Akibat penganiayaan dan penyekapan itu, korban pun mengalami memar-memar dan trauma serta terlihat selalu ketakutan dan letih sepanjang hari. Terkait kasus penganiayaan dan penyekapan bos terhadap karyawan itu, berujung pada laporan pihak korban ke Kepolisian.
“Bos Deddy membentak, meninju, menampar dan memukuli saya berkali-kali di depan istrinya, Ibu Ing dan kawan-kawan saya. Bahkan Bos Deddy sempat masuk ke ruangan kantornya yang hanya berjarak 8 meter dari tempat saya duduk, dan berteriak keras sambil mencari samurainya, ‘mana samurai gua, biar gua matiin sekalian’. Rupanya, samurai tersebut sudah disembunyikan. Istri Bos Deddy, takut terjadi hal-hal yang fatal. Jika ketemu samurai itu, mungkin saya sudah mati,” ungkap Rico menceritakan peristiwa mengerikan yang dialaminya itu kepada Ketua Umum PPWI, Wilson Lalengke, di Sekretariat PPWI, Jakarta Barat, baru-baru ini.
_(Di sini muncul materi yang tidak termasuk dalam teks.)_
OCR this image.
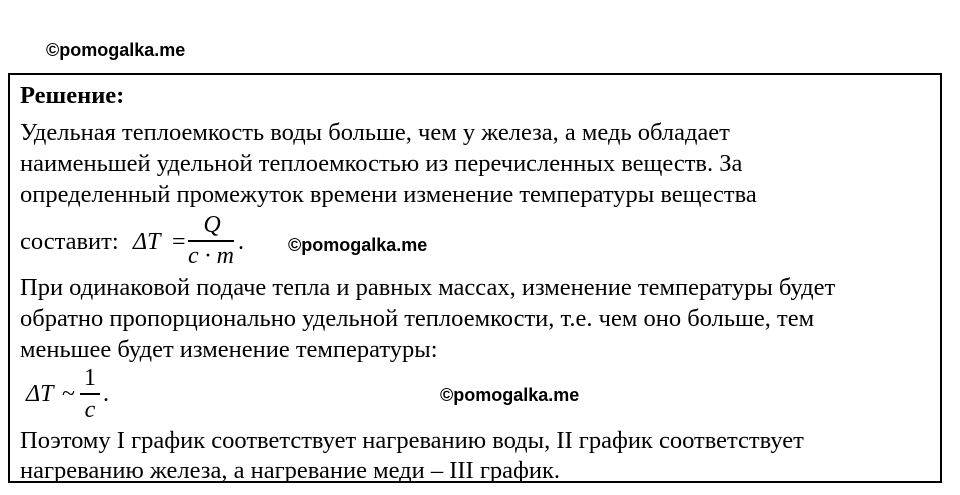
©pomogalka.me
Решение:
Удельная теплоемкость воды больше, чем у железа, а медь обладает
наименьшей удельной теплоемкостью из перечисленных веществ. За
определенный промежуток времени изменение температуры вещества
составит: ΔT =
Q
c · m
. ©pomogalka.me
При одинаковой подаче тепла и равных массах, изменение температуры будет
обратно пропорционально удельной теплоемкости, т.е. чем оно больше, тем
меньшее будет изменение температуры:
ΔT ~
1
c
.	©pomogalka.me
Поэтому I график соответствует нагреванию воды, II график соответствует
нагреванию железа, а нагревание меди – III график.
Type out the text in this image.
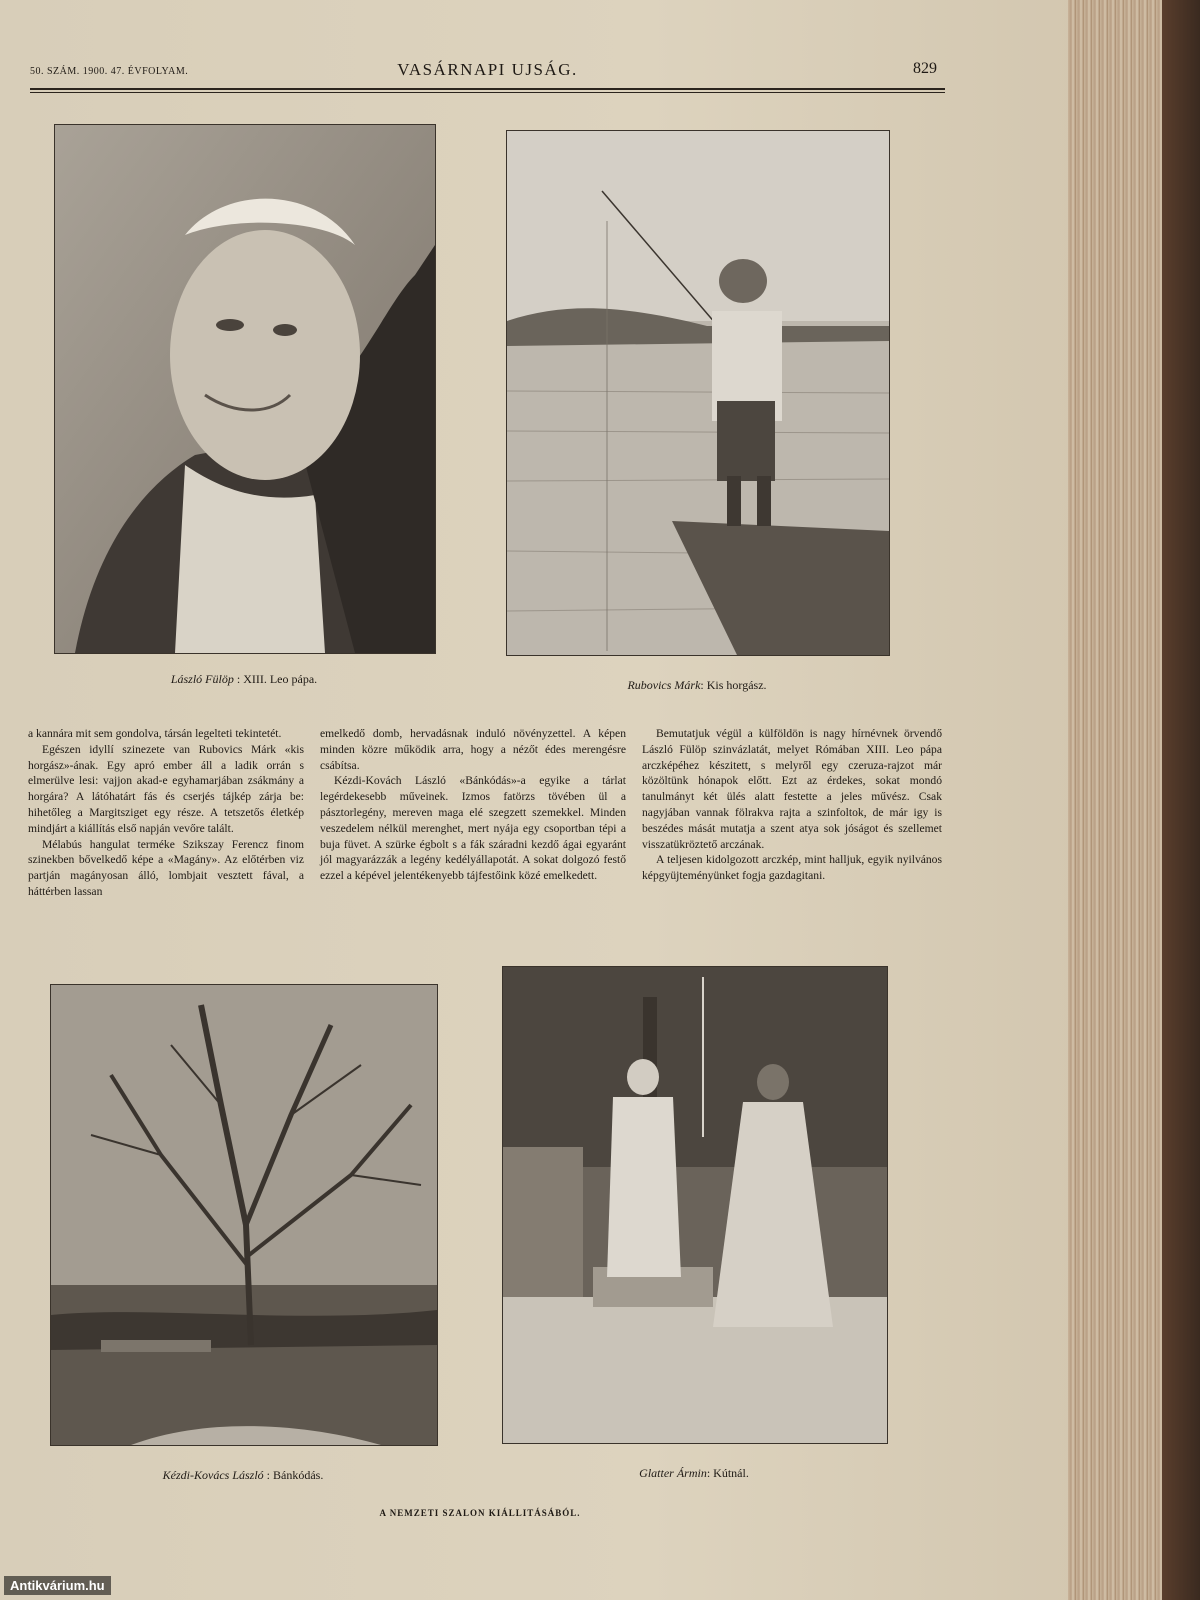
50. SZÁM. 1900. 47. ÉVFOLYAM.	VASÁRNAPI UJSÁG.	829
László Fülöp : XIII. Leo pápa.	Rubovics Márk: Kis horgász.

a kannára mit sem gondolva, társán legelteti tekintetét.

Egészen idyllí szinezete van Rubovics Márk «kis horgász»-ának. Egy apró ember áll a ladik orrán s elmerülve lesi: vajjon akad-e egyhamarjában zsákmány a horgára? A látóhatárt fás és cserjés tájkép zárja be: hihetőleg a Margitsziget egy része. A tetszetős életkép mindjárt a kiállítás első napján vevőre talált.

Mélabús hangulat terméke Szikszay Ferencz finom szinekben bővelkedő képe a «Magány». Az előtérben viz partján magányosan álló, lombjait vesztett fával, a háttérben lassan

emelkedő domb, hervadásnak induló növényzettel. A képen minden közre működik arra, hogy a nézőt édes merengésre csábítsa.

Kézdi-Kovách László «Bánkódás»-a egyike a tárlat legérdekesebb műveinek. Izmos fatörzs tövében ül a pásztorlegény, mereven maga elé szegzett szemekkel. Minden veszedelem nélkül merenghet, mert nyája egy csoportban tépi a buja füvet. A szürke égbolt s a fák száradni kezdő ágai egyaránt jól magyarázzák a legény kedélyállapotát. A sokat dolgozó festő ezzel a képével jelentékenyebb tájfestőink közé emelkedett.

Bemutatjuk végül a külföldön is nagy hírnévnek örvendő László Fülöp szinvázlatát, melyet Rómában XIII. Leo pápa arczképéhez készitett, s melyről egy czeruza-rajzot már közöltünk hónapok előtt. Ezt az érdekes, sokat mondó tanulmányt két ülés alatt festette a jeles művész. Csak nagyjában vannak fölrakva rajta a szinfoltok, de már igy is beszédes mását mutatja a szent atya sok jóságot és szellemet visszatükröztető arczának.

A teljesen kidolgozott arczkép, mint halljuk, egyik nyilvános képgyüjteményünket fogja gazdagitani.

Kézdi-Kovács László : Bánkódás.	Glatter Ármin: Kútnál.
A NEMZETI SZALON KIÁLLITÁSÁBÓL.
Antikvárium.hu
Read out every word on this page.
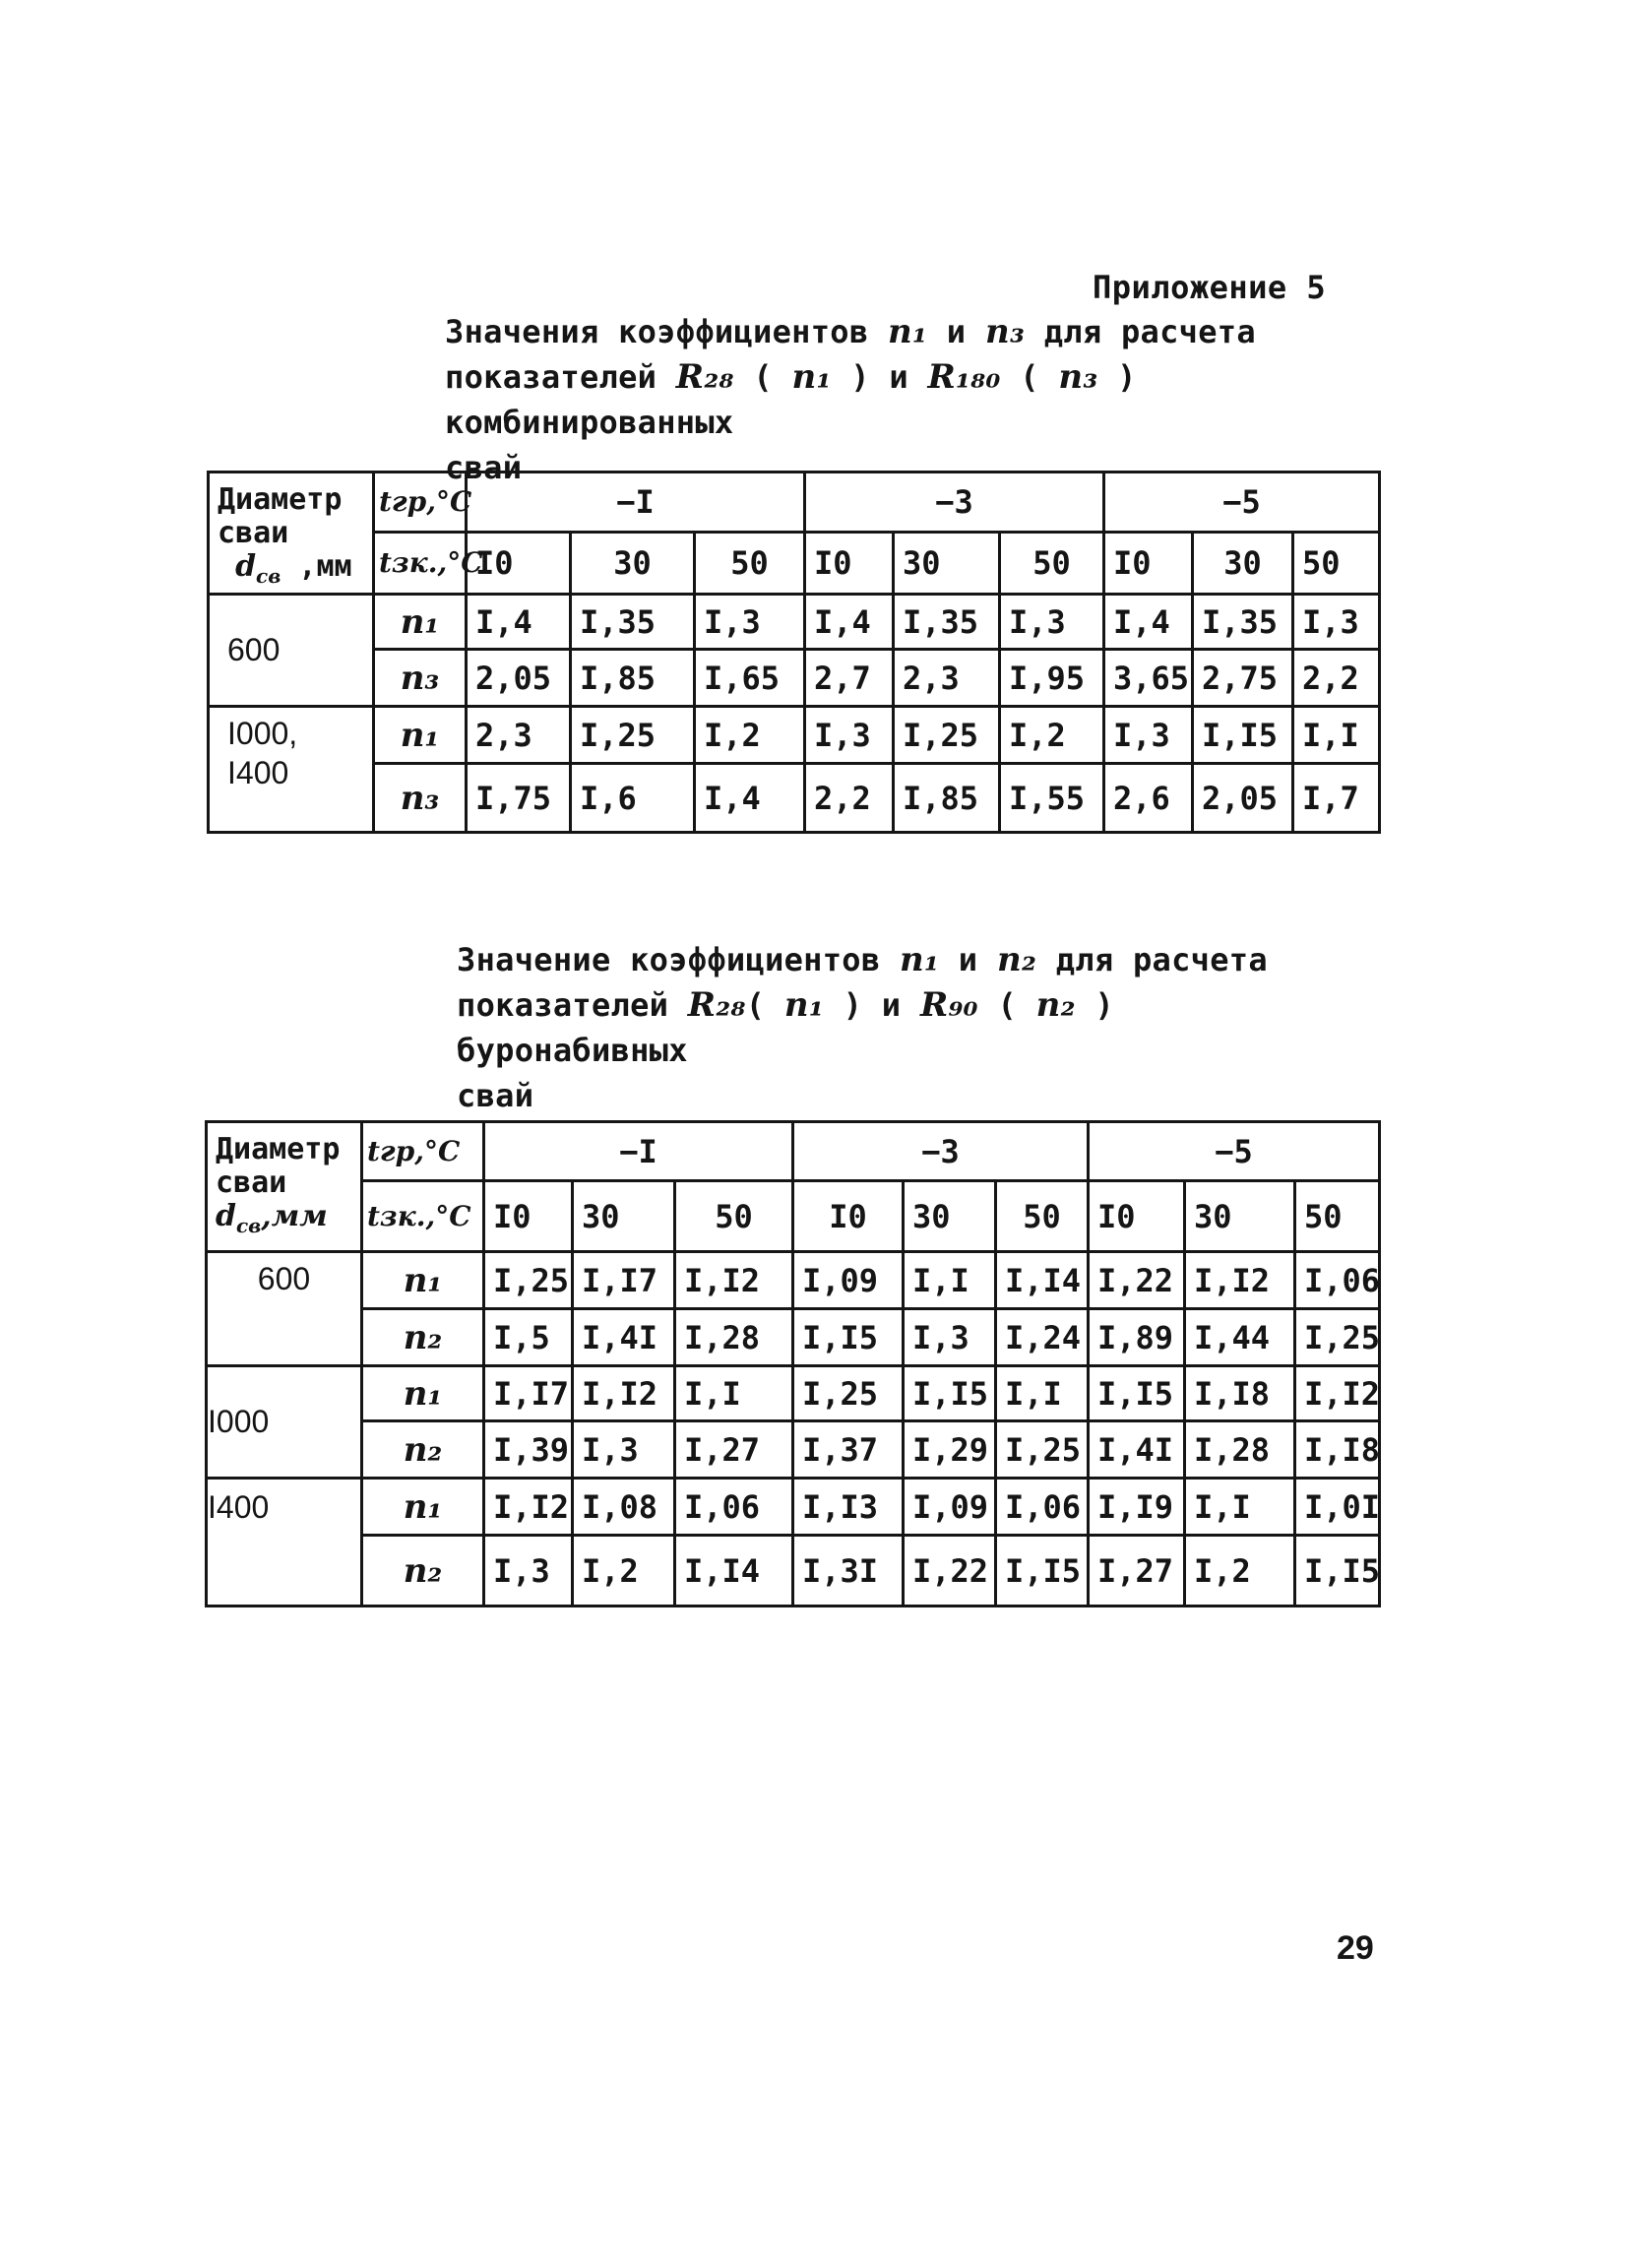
Приложение 5
Значения коэффициентов n₁ и n₃ для расчета
показателей R₂₈ ( n₁ ) и R₁₈₀ ( n₃ ) комбинированных
свай
Диаметр
сваи
$d_{св}$ ,мм	tгр,°C	−I			−3			−5		
	tзк.,°C	I0	30	50	I0	30	50	I0	30	50
600	n₁	I,4	I,35	I,3	I,4	I,35	I,3	I,4	I,35	I,3
	n₃	2,05	I,85	I,65	2,7	2,3	I,95	3,65	2,75	2,2

I000,
I400	n₁	2,3	I,25	I,2	I,3	I,25	I,2	I,3	I,I5	I,I
	n₃	I,75	I,6	I,4	2,2	I,85	I,55	2,6	2,05	I,7
Значение коэффициентов n₁ и n₂ для расчета
показателей R₂₈( n₁ ) и R₉₀ ( n₂ ) буронабивных
свай
Диаметр
сваи
$d_{св},мм$	tгр,°C	−I			−3			−5		
	tзк.,°C	I0	30	50	I0	30	50	I0	30	50
600	n₁	I,25	I,I7	I,I2	I,09	I,I	I,I4	I,22	I,I2	I,06
	n₂	I,5	I,4I	I,28	I,I5	I,3	I,24	I,89	I,44	I,25
I000	n₁	I,I7	I,I2	I,I	I,25	I,I5	I,I	I,I5	I,I8	I,I2
	n₂	I,39	I,3	I,27	I,37	I,29	I,25	I,4I	I,28	I,I8
I400	n₁	I,I2	I,08	I,06	I,I3	I,09	I,06	I,I9	I,I	I,0I
	n₂	I,3	I,2	I,I4	I,3I	I,22	I,I5	I,27	I,2	I,I5
29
Selain itu, korban juga menjelaskan bahwa Bos Deddy memerintahkan kawan-kawannya agar tidak melihat ke arahnya yang sedang disiksa dan dipukuli, sehingga mereka hanya menunduk takut, tidak berani melihat kejadian mengenaskan yang sedang berlangsung di depan mata mereka. Bahkan, kata Rico, Bos Deddy menyuruh salah satu karyawan, Dindon, untuk mematikan CCTV agar kejadian penganiayaan yang sedang berlangsung tidak terekam kamera pengawas.
Kemarahan Bos Deddy, menurut penuturan korban yang warga Semarang, Jawa Tengah itu, bermula dari kecurigaan sang Bos yang menuduh pemuda lajang berusia 33 tahun itu telah menilap uang hasil penjualan besi wiremesh. Rico Pujianto bersama 5 orang rekannya memang merupakan sales wiremesh yang diproduksi oleh PT. PPB. Rico ditugaskan untuk memasarkan wiremesh (besi rangkaian yang digunakan untuk konstruksi jalan beton) di wilayah Jawa Tengah, dan dia telah bekerja di perusahaan tersebut selama 2,5 tahun.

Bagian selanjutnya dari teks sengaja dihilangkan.